A man tries to stop LGBT rights activists from holding a flag during a protest in Moscow, Russia on May 31, 2014.

© 2014 Reuters

O Kremlin deu mais um passo para trás em 2014 com a intensificação da repressão em relação à sociedade civil, à mídia e à Internet, ao procurar controlar a narrativa sobre os acontecimentos na Ucrânia, incluindo a ocupação russa da Crimeia e o apoio aos insurgentes no leste da Ucrânia.

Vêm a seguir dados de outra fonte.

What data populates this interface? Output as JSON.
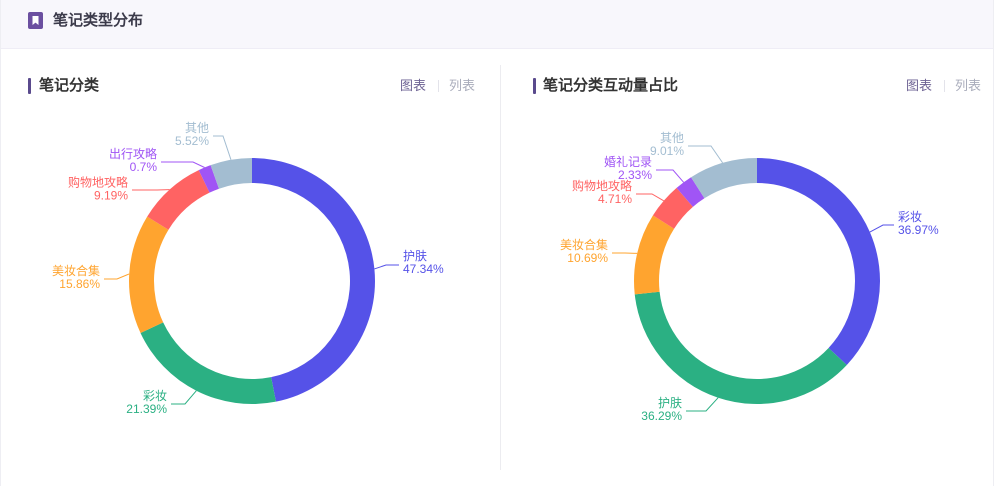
{
  "header": {
    "title": "笔记类型分布",
    "icon": "bookmark-icon"
  },
  "theme": {
    "header_bg": "#f8f7fc",
    "accent": "#5a4a8d",
    "icon_color": "#6b4fa0",
    "tab_active": "#6e6394",
    "tab_inactive": "#a9acbb"
  },
  "panels": [
    {
      "tabs": [
        {
          "label": "图表",
          "active": true
        },
        {
          "label": "列表",
          "active": false
        }
      ]
    },
    {
      "tabs": [
        {
          "label": "图表",
          "active": true
        },
        {
          "label": "列表",
          "active": false
        }
      ]
    }
  ],
  "chart_data": [
    {
      "type": "pie",
      "donut": true,
      "title": "笔记分类",
      "categories": [
        "护肤",
        "彩妆",
        "美妆合集",
        "购物地攻略",
        "出行攻略",
        "其他"
      ],
      "values": [
        47.34,
        21.39,
        15.86,
        9.19,
        0.7,
        5.52
      ],
      "colors": [
        "#5552E8",
        "#2BB083",
        "#FFA42F",
        "#FF6363",
        "#A055F5",
        "#A3BDD1"
      ]
    },
    {
      "type": "pie",
      "donut": true,
      "title": "笔记分类互动量占比",
      "categories": [
        "彩妆",
        "护肤",
        "美妆合集",
        "购物地攻略",
        "婚礼记录",
        "其他"
      ],
      "values": [
        36.97,
        36.29,
        10.69,
        4.71,
        2.33,
        9.01
      ],
      "colors": [
        "#5552E8",
        "#2BB083",
        "#FFA42F",
        "#FF6363",
        "#A055F5",
        "#A3BDD1"
      ]
    }
  ]
}
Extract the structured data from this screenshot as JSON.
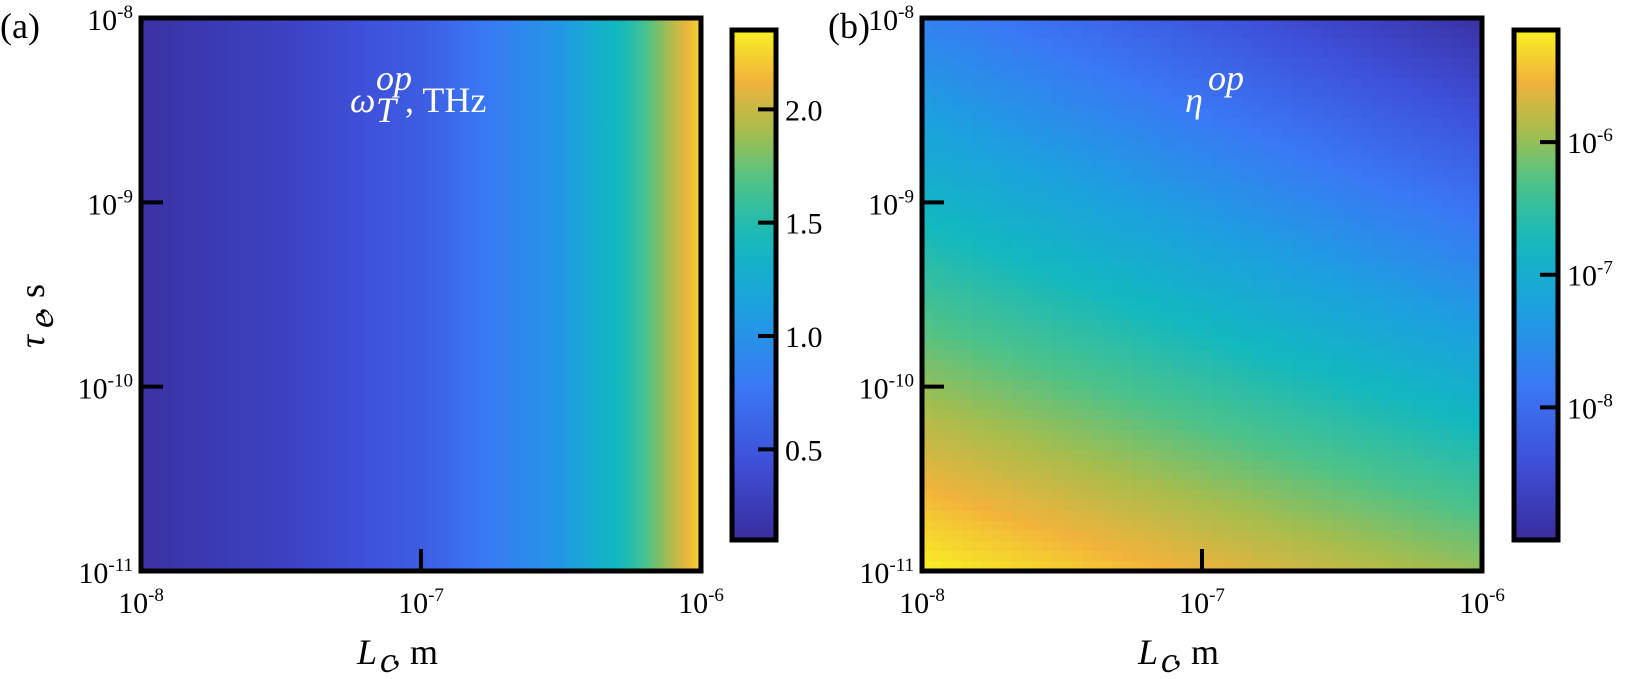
{
  "chart_data": [
    {
      "type": "heatmap",
      "panel_label": "(a)",
      "inset_label": {
        "symbol": "ω",
        "superscript": "op",
        "subscript": "T",
        "unit": ", THz"
      },
      "x_var": "L",
      "x_sub": "c",
      "x_unit": ", m",
      "y_var": "τ",
      "y_sub": "e",
      "y_unit": ", s",
      "x_scale": "log",
      "y_scale": "log",
      "xlim": [
        1e-08,
        1e-06
      ],
      "ylim": [
        1e-11,
        1e-08
      ],
      "x_ticks": [
        {
          "base": "10",
          "exp": "-8"
        },
        {
          "base": "10",
          "exp": "-7"
        },
        {
          "base": "10",
          "exp": "-6"
        }
      ],
      "y_ticks": [
        {
          "base": "10",
          "exp": "-11"
        },
        {
          "base": "10",
          "exp": "-10"
        },
        {
          "base": "10",
          "exp": "-9"
        },
        {
          "base": "10",
          "exp": "-8"
        }
      ],
      "colorbar": {
        "scale": "linear",
        "range": [
          0.1,
          2.35
        ],
        "ticks": [
          "0.5",
          "1.0",
          "1.5",
          "2.0"
        ],
        "tick_values": [
          0.5,
          1.0,
          1.5,
          2.0
        ]
      },
      "z_profile_x": {
        "log10_x": [
          -8,
          -7.5,
          -7,
          -6.5,
          -6.25,
          -6
        ],
        "values": [
          0.15,
          0.3,
          0.55,
          1.05,
          1.5,
          2.25
        ]
      }
    },
    {
      "type": "heatmap",
      "panel_label": "(b)",
      "inset_label": {
        "symbol": "η",
        "superscript": "op"
      },
      "x_var": "L",
      "x_sub": "c",
      "x_unit": ", m",
      "x_scale": "log",
      "y_scale": "log",
      "xlim": [
        1e-08,
        1e-06
      ],
      "ylim": [
        1e-11,
        1e-08
      ],
      "x_ticks": [
        {
          "base": "10",
          "exp": "-8"
        },
        {
          "base": "10",
          "exp": "-7"
        },
        {
          "base": "10",
          "exp": "-6"
        }
      ],
      "y_ticks": [
        {
          "base": "10",
          "exp": "-11"
        },
        {
          "base": "10",
          "exp": "-10"
        },
        {
          "base": "10",
          "exp": "-9"
        },
        {
          "base": "10",
          "exp": "-8"
        }
      ],
      "colorbar": {
        "scale": "log",
        "range": [
          1e-09,
          7e-06
        ],
        "ticks": [
          {
            "base": "10",
            "exp": "-8"
          },
          {
            "base": "10",
            "exp": "-7"
          },
          {
            "base": "10",
            "exp": "-6"
          }
        ],
        "tick_values": [
          1e-08,
          1e-07,
          1e-06
        ]
      },
      "z_corners": {
        "xmin_ymin": 7e-06,
        "xmax_ymin": 1e-06,
        "xmin_ymax": 2e-08,
        "xmax_ymax": 1.2e-09
      }
    }
  ]
}
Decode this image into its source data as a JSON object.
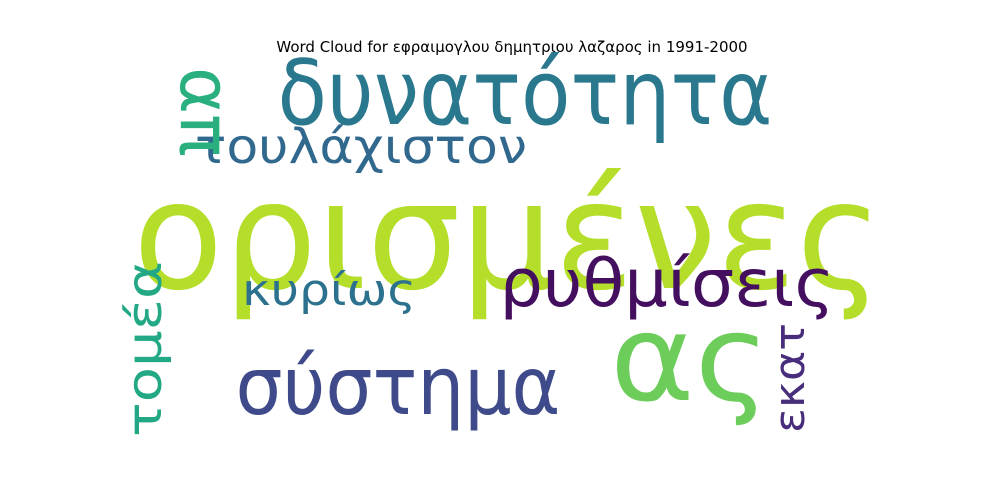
{
  "title": "Word Cloud for εφραιμογλου δημητριου λαζαρος in 1991-2000",
  "words": [
    {
      "text": "ορισμένες",
      "color": "#b5de2b"
    },
    {
      "text": "δυνατότητα",
      "color": "#2a788e"
    },
    {
      "text": "ας",
      "color": "#6ccd5a"
    },
    {
      "text": "σύστημα",
      "color": "#3e4a89"
    },
    {
      "text": "ρυθμίσεις",
      "color": "#440f5e"
    },
    {
      "text": "τουλάχιστον",
      "color": "#31688e"
    },
    {
      "text": "απ",
      "color": "#2ab07f"
    },
    {
      "text": "τομέα",
      "color": "#22a884"
    },
    {
      "text": "κυρίως",
      "color": "#2c728e"
    },
    {
      "text": "εκατ",
      "color": "#472d7b"
    }
  ]
}
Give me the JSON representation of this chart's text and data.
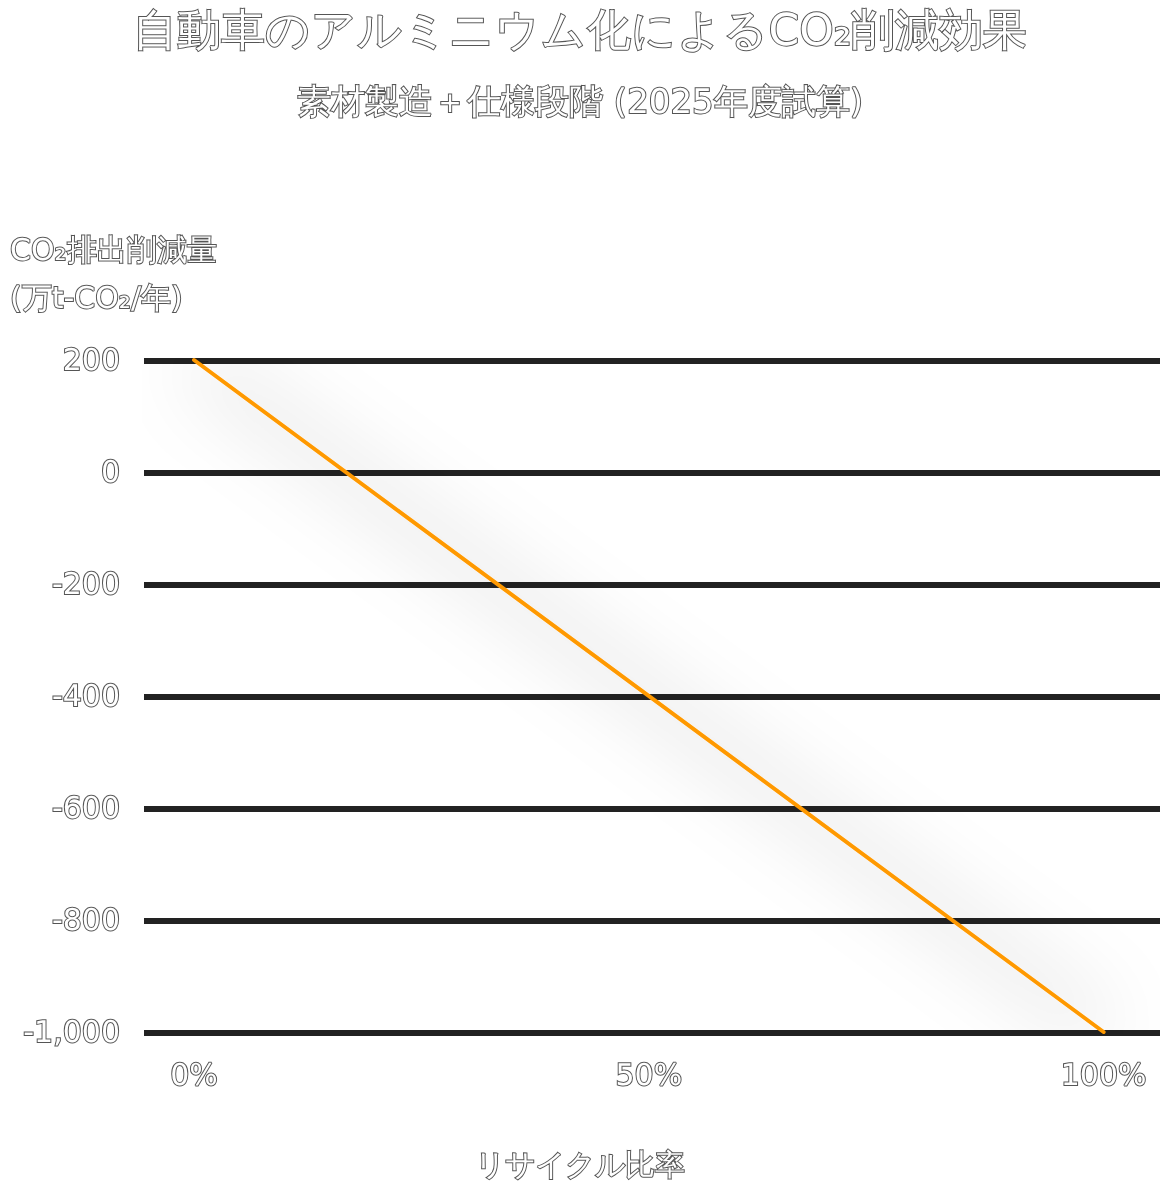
{
  "chart_data": {
    "type": "line",
    "title": "自動車のアルミニウム化によるCO₂削減効果",
    "subtitle": "素材製造＋仕様段階 (2025年度試算)",
    "ylabel": "CO₂排出削減量\n(万t-CO₂/年)",
    "xlabel": "リサイクル比率",
    "x": [
      0,
      100
    ],
    "series": [
      {
        "color": "#ff9900",
        "values": [
          200,
          -1000
        ]
      }
    ],
    "xlim": [
      -5.5,
      106.2
    ],
    "xticks": [
      {
        "value": 0,
        "label": "0%"
      },
      {
        "value": 50,
        "label": "50%"
      },
      {
        "value": 100,
        "label": "100%"
      }
    ],
    "ylim": [
      -1000,
      200
    ],
    "yticks": [
      {
        "value": 200,
        "label": "200"
      },
      {
        "value": 0,
        "label": "0"
      },
      {
        "value": -200,
        "label": "-200"
      },
      {
        "value": -400,
        "label": "-400"
      },
      {
        "value": -600,
        "label": "-600"
      },
      {
        "value": -800,
        "label": "-800"
      },
      {
        "value": -1000,
        "label": "-1,000"
      }
    ],
    "grid": "y",
    "marker": "none",
    "line_style": "solid"
  }
}
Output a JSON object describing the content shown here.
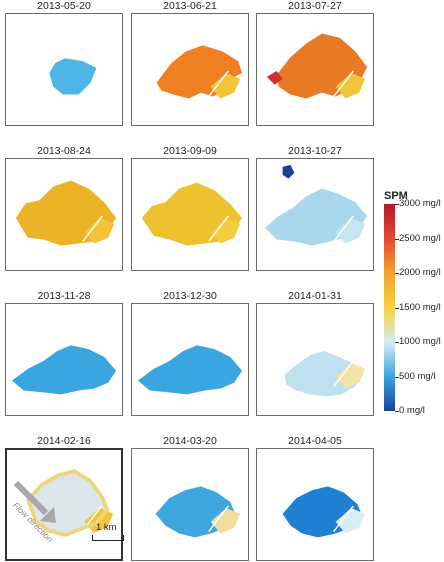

Tanto o comportamento das autoridades, quanto as leis aprovadas pelo parlamento, isolaram ainda mais o país e inflamaram o nível de histeria antiocidental não vista no país desde a era soviética.

Liberdade de Associação

Em junho, o Parlamento alterou a lei de “Agentes Estrangeiros” de 2012, que busca demonificar os grupos de defesa de direitos e advocacy que aceitam financiamento estrangeiro, para autorizar o Ministério da Justiça a registrar esses grupos como agentes estrangeiros sem o seu consentimento. Em novembro, o ministério havia realizado o registro forçado de 17 grupos independentes como agentes estrangeiros.

A apreciação de uma denúncia do Ministério da Justiça contra a organização guarda-chuva, Memorial, estava marcada para 17 de dezembro na Suprema Corte. O ministério solicitou que a organização fosse impedida de exercer suas atividades devido a uma suposta violação da legislação russa sobre organizações não-governamentais (ONG).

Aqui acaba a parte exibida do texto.